Cold weather puts a damper on Bethel’s BAMFest celebration

Artist Bill Shafer from Mt. Orab poses with some of his paintings at Bethel’s BAMFest.

Artist Bill Shafer from Mt. Orab poses with some of his paintings at Bethel’s BAMFest.
By Jordan Puckett
Sun staff

The fourth Bethel Arts and Music Festival was held Saturday, May 11. Though normally a crowded, popular event, the cold weather proved to be a deterrent for most this year. According to BAMFest committee member Judi Adams, the turnout this year was less than half of the usual 2,000 attendants.

Vendors and artists began setup at 8 a.m. A few sat in their cars and watched. Many more of them sat under their tents, huddled in blankets, and waited for people to come.

Outside the park, musicians set up on street corners and played to passersby, many of them attracting their own audiences. Just outside Burke Park, there were remote control airplane displays that gathered small crowds. Inside the park, vendors and artists entertained customers with their products.

One such vendor, painter Bill Shafer, of Mt. Orab, had numerous paintings under his tent and was eager to show them to BAMFest attendants. Shafer has only been painting for two years, yet he already has an impressive collection. He paints animals and landscapes and sells them as high quality prints.

Another artist present for the BAMFest was Craig Newland. Newland creates art using spray paint. He sells his paintings through his business, Craig’s Creations.

There were many other forms of art represented at the BAMFest, such as woodworking, pottery, and knitted scarves to name a few.

A car show also took place, though many of the expected cars were absent due to the weather. Dr. Charles Barngrover brought his red and white 1961 Nash Metropolitan, despite concerns of rain.

“It was worth it to come out here today,” Barngrover said.

Several prizes were also awarded during the festival.
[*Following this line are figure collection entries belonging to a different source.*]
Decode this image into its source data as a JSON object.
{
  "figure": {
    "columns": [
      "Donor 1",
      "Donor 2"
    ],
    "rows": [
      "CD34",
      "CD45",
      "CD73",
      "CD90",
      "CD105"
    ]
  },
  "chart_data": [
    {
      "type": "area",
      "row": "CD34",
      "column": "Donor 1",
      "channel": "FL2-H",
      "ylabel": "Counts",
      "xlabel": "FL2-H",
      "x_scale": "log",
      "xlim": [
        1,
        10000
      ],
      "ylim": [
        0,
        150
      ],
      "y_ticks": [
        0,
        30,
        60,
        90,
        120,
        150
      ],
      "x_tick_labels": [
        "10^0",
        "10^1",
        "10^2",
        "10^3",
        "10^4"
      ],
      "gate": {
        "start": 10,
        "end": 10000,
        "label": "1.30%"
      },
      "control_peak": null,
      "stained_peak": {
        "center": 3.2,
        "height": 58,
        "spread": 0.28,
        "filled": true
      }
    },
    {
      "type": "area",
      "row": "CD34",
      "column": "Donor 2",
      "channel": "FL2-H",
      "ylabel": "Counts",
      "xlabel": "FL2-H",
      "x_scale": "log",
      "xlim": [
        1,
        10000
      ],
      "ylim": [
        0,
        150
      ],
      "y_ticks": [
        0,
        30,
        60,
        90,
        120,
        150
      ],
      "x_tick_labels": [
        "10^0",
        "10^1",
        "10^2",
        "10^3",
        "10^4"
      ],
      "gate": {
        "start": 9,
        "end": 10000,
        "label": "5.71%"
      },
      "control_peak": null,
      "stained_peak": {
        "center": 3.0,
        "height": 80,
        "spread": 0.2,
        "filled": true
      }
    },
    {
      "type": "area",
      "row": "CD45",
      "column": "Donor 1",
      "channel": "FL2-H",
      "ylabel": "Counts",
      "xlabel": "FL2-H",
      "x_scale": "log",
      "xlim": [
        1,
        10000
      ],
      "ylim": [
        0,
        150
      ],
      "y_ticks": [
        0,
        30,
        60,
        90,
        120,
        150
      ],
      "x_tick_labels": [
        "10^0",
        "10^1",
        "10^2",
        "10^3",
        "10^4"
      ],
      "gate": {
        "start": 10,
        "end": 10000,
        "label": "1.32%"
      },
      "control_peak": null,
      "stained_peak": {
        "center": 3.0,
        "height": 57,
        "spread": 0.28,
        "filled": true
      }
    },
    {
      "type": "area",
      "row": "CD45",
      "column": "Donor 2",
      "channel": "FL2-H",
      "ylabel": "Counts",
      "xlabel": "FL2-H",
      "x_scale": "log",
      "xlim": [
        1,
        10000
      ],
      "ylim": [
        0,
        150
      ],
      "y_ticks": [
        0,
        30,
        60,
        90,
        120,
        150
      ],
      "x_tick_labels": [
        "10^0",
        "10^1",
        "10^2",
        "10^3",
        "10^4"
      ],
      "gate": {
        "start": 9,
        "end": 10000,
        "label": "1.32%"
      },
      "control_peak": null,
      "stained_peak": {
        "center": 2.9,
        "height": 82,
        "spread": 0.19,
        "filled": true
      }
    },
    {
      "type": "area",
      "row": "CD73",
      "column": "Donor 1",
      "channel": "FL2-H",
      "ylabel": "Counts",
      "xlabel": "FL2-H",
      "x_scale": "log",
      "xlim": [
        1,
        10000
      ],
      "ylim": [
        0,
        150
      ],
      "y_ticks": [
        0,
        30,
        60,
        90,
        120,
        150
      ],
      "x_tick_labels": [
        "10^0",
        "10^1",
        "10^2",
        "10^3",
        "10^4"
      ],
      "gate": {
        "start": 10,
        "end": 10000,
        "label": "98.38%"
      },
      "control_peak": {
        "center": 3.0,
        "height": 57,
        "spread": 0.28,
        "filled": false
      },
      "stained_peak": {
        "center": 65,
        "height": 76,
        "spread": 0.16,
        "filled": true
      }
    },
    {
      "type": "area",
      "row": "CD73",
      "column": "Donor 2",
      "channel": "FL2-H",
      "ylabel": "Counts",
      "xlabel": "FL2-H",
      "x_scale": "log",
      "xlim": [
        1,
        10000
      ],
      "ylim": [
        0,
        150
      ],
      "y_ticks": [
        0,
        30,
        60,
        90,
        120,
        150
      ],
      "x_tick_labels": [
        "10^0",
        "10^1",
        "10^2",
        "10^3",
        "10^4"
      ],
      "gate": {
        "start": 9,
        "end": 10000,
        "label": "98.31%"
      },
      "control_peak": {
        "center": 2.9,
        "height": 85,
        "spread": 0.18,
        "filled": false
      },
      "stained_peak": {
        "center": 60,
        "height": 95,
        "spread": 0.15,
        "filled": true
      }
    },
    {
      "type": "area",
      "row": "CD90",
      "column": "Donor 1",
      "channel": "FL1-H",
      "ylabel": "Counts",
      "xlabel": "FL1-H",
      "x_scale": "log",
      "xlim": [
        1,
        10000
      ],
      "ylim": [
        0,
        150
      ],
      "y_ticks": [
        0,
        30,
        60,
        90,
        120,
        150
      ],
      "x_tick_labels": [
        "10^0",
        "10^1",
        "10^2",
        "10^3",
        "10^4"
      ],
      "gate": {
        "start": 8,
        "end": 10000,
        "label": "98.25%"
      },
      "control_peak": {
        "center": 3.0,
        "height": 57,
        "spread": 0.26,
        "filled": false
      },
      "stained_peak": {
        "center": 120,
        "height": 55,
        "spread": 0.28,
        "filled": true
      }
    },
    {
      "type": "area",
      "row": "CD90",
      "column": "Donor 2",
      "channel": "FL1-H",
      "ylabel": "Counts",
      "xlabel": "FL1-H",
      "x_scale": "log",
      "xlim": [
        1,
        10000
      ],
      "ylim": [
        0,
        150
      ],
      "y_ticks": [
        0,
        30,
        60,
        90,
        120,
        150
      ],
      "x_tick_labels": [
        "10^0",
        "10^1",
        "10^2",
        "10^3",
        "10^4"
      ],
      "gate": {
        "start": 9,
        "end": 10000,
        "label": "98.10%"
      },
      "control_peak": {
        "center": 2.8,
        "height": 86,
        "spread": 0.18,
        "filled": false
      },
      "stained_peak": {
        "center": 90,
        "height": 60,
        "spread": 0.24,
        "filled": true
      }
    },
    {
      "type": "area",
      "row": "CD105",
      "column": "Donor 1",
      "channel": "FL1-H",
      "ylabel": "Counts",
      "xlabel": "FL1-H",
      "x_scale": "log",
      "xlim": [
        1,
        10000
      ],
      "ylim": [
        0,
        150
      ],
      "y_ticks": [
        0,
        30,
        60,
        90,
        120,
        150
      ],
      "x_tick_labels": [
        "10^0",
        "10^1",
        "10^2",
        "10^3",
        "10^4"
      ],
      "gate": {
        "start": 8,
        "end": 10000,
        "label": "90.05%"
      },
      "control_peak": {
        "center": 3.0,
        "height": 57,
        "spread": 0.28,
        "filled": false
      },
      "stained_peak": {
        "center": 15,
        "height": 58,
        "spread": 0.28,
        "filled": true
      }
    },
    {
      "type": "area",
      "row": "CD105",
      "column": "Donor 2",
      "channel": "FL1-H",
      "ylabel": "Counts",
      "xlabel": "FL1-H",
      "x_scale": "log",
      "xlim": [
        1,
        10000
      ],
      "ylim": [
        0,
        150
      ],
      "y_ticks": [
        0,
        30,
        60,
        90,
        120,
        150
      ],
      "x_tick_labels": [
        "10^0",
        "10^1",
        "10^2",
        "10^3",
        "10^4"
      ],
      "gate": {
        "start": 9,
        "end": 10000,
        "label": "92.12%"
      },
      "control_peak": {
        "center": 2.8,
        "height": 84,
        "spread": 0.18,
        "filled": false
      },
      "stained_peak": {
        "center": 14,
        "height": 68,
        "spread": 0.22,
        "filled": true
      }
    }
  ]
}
Some of these include a wine basket donated by the Harmony Hill Winery, a doll house donated by Howard Jones, a Henry Sierra Rifle donated by Arcade Antiques and Guns, and a flatscreen TV donated by E.C. Nurre Funeral Home.
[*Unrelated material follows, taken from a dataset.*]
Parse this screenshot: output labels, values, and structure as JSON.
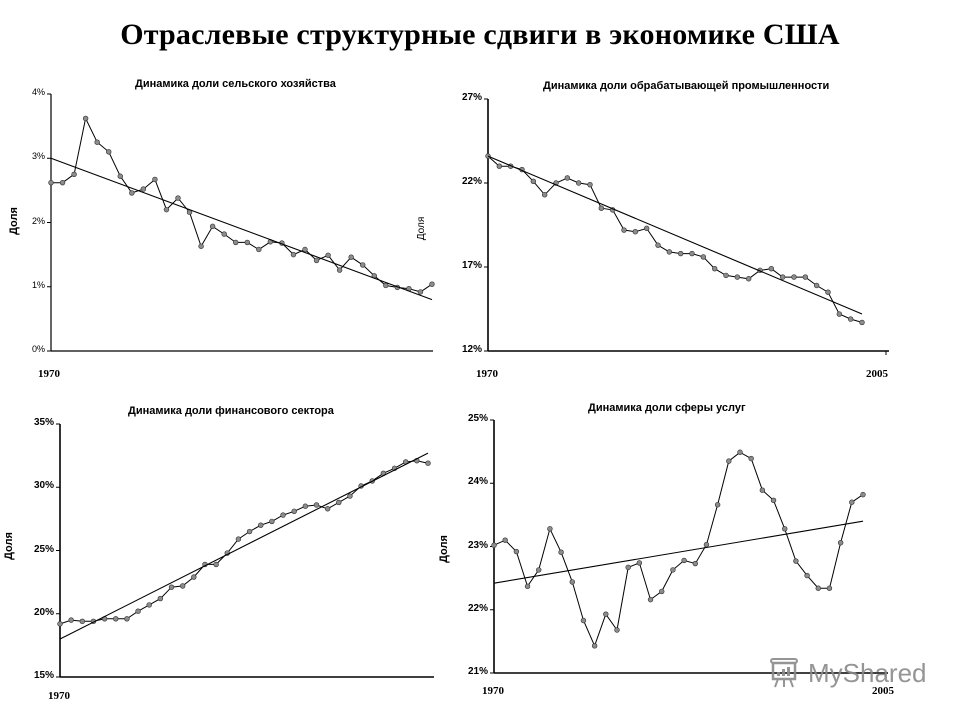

Along with the art and cars, there was an arts and crafts area for kids, the Bethel Historical Museum was open to the public, a quilt show was held at the Bethel United Methodist Church, and there was live music at the park. Performers included Tim Snyder, Bryon Cox, the Tom Frietchen Band, and the Batavia High School Jazz Band.
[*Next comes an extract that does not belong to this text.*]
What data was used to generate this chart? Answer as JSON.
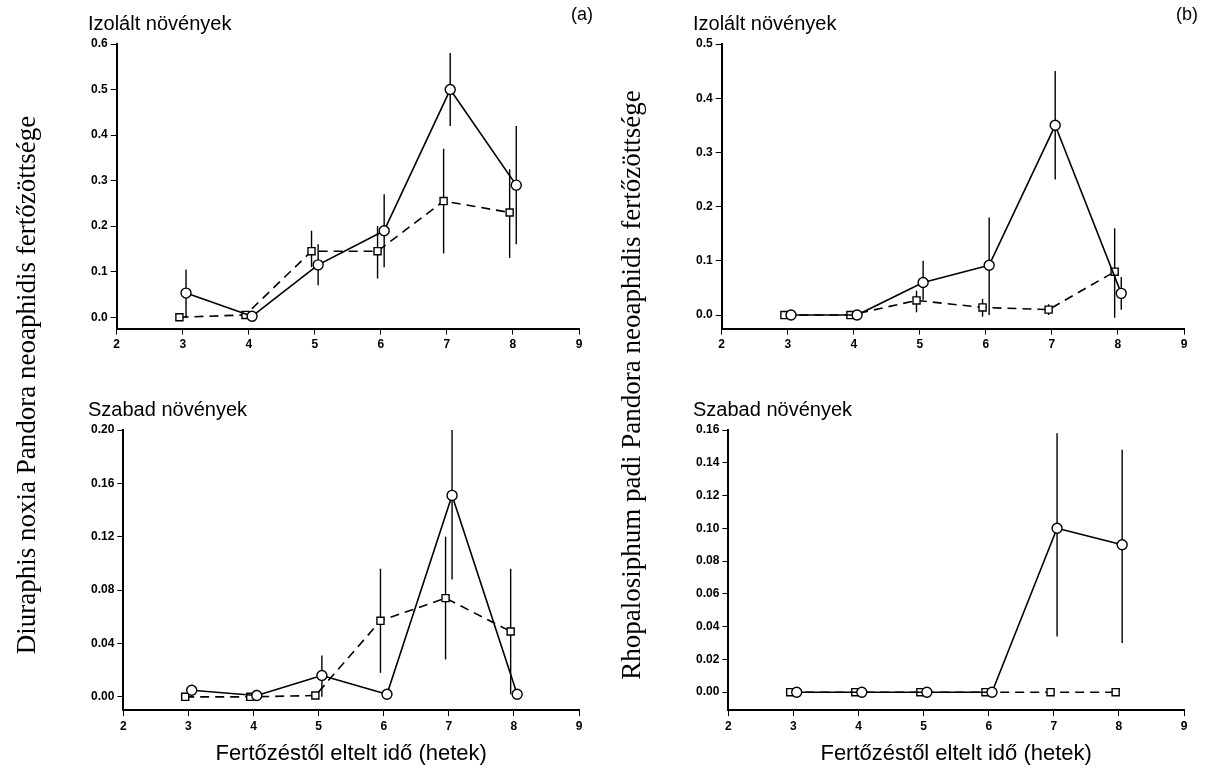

“The kid’s area was a big success,” Adams said. “We almost ran out of supplies at one station where the kids were making things for Mother’s Day.”

Adams also said the quilt show was “absolutely fabulous” and the Batavia High School Jazz Band was “wonderful.”

“We wish the crowd would have been bigger,” Adams said, “but the people that did come had a good time and that’s what matters.”